I was given a bunch of exercises to do, which I only did when I threw it out. Because I was lazy.
I threw my back out my freshman year of college, trying to raise my bed by myself. I was out for a week. I threw it out the summer after sophomore year of college when I, and this is especially embarrassing, sat down on a couch. I threw it out Junior year in college when… I don’t remember. I threw it out last January doing dead-lifts with 30 lbs in my house.
And I threw it out on my drive home.
I had Atreyu on leash. A backpack on my back. His kennel in one hand. His bag of everything else in my other hand. I thought I’d be fine, because I LOVE exercising now (because I’m a freak of nature) and it wasn’t more than a four hundred yard walk from my hotel room to the car. I set the bags down, opened the trunk, and reached down for the bag of Atreyu’s stuff.

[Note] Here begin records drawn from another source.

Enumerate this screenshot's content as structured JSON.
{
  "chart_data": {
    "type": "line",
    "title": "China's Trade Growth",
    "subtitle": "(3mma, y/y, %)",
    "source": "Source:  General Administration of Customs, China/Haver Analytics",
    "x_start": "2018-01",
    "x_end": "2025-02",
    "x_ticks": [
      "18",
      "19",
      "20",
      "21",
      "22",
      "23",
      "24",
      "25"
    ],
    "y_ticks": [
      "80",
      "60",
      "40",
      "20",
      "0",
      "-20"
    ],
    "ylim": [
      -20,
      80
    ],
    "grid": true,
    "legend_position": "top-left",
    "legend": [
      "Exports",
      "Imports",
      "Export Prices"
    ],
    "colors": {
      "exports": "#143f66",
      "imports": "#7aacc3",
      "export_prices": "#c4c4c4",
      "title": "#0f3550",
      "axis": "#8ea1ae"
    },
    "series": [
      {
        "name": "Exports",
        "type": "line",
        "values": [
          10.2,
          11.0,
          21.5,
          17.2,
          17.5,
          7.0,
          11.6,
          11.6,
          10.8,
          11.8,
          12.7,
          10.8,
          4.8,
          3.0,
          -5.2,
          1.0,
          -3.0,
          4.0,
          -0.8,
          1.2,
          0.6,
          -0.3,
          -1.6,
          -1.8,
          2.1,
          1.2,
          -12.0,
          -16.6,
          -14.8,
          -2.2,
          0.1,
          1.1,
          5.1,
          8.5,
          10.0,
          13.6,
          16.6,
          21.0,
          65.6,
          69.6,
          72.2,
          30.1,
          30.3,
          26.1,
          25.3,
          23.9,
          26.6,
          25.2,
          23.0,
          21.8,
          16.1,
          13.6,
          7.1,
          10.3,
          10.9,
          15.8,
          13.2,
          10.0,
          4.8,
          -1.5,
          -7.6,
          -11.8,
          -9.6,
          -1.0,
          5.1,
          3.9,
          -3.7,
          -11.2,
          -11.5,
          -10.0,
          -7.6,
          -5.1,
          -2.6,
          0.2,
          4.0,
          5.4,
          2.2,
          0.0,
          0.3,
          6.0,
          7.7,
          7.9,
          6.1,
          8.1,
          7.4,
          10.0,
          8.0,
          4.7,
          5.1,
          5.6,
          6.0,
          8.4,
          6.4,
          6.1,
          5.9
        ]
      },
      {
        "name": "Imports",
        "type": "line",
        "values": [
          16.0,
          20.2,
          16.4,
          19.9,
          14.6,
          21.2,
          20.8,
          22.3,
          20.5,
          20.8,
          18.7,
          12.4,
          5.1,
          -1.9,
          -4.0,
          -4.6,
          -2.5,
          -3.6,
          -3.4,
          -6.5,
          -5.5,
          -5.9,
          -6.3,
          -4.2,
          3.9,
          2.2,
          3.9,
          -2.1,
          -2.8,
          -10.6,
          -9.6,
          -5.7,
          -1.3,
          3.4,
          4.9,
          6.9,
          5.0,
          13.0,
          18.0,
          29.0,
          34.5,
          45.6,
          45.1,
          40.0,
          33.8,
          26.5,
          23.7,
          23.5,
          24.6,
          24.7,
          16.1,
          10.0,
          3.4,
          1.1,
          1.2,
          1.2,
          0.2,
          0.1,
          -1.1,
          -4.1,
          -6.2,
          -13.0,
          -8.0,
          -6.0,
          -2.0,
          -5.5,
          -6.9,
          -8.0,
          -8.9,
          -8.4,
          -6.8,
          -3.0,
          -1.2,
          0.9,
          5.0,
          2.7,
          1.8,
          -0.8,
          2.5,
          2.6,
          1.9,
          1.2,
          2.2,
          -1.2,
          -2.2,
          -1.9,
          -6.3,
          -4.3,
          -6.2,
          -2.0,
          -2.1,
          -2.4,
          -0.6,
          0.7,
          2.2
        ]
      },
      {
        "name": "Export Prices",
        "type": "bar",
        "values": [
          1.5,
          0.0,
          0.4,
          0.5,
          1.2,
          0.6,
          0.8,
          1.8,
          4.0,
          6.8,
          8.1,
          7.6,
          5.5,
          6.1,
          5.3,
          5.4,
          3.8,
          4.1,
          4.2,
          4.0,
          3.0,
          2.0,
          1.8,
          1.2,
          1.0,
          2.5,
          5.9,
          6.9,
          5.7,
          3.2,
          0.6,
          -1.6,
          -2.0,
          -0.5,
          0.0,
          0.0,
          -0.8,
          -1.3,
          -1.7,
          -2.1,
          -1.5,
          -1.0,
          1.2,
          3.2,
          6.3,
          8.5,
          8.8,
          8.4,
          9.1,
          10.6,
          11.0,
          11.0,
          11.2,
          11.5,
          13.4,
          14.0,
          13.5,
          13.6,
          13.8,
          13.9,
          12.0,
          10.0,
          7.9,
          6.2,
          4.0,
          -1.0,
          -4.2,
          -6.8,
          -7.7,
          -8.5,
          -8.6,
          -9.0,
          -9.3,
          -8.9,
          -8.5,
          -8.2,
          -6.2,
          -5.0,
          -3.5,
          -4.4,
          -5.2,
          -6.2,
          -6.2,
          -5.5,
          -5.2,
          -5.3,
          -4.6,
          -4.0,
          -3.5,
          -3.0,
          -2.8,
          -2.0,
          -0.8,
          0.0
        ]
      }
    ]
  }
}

And, holy shit, I thought I was going to die. I started moaning in the parking lot, and winced with each Quasimodo step I took. It took five minutes to load my car. It took five minutes to walk into the gas station and get Aleve.
The attendant in the station asked if I threw my back out while pumping gas.
“Worse.” I said. “While loading my car.” He smiled sympathetically, and I limped away.
Who needs 12 Days of Whitsmas? Not this girl. This girl needs a back massage and a chauffeur.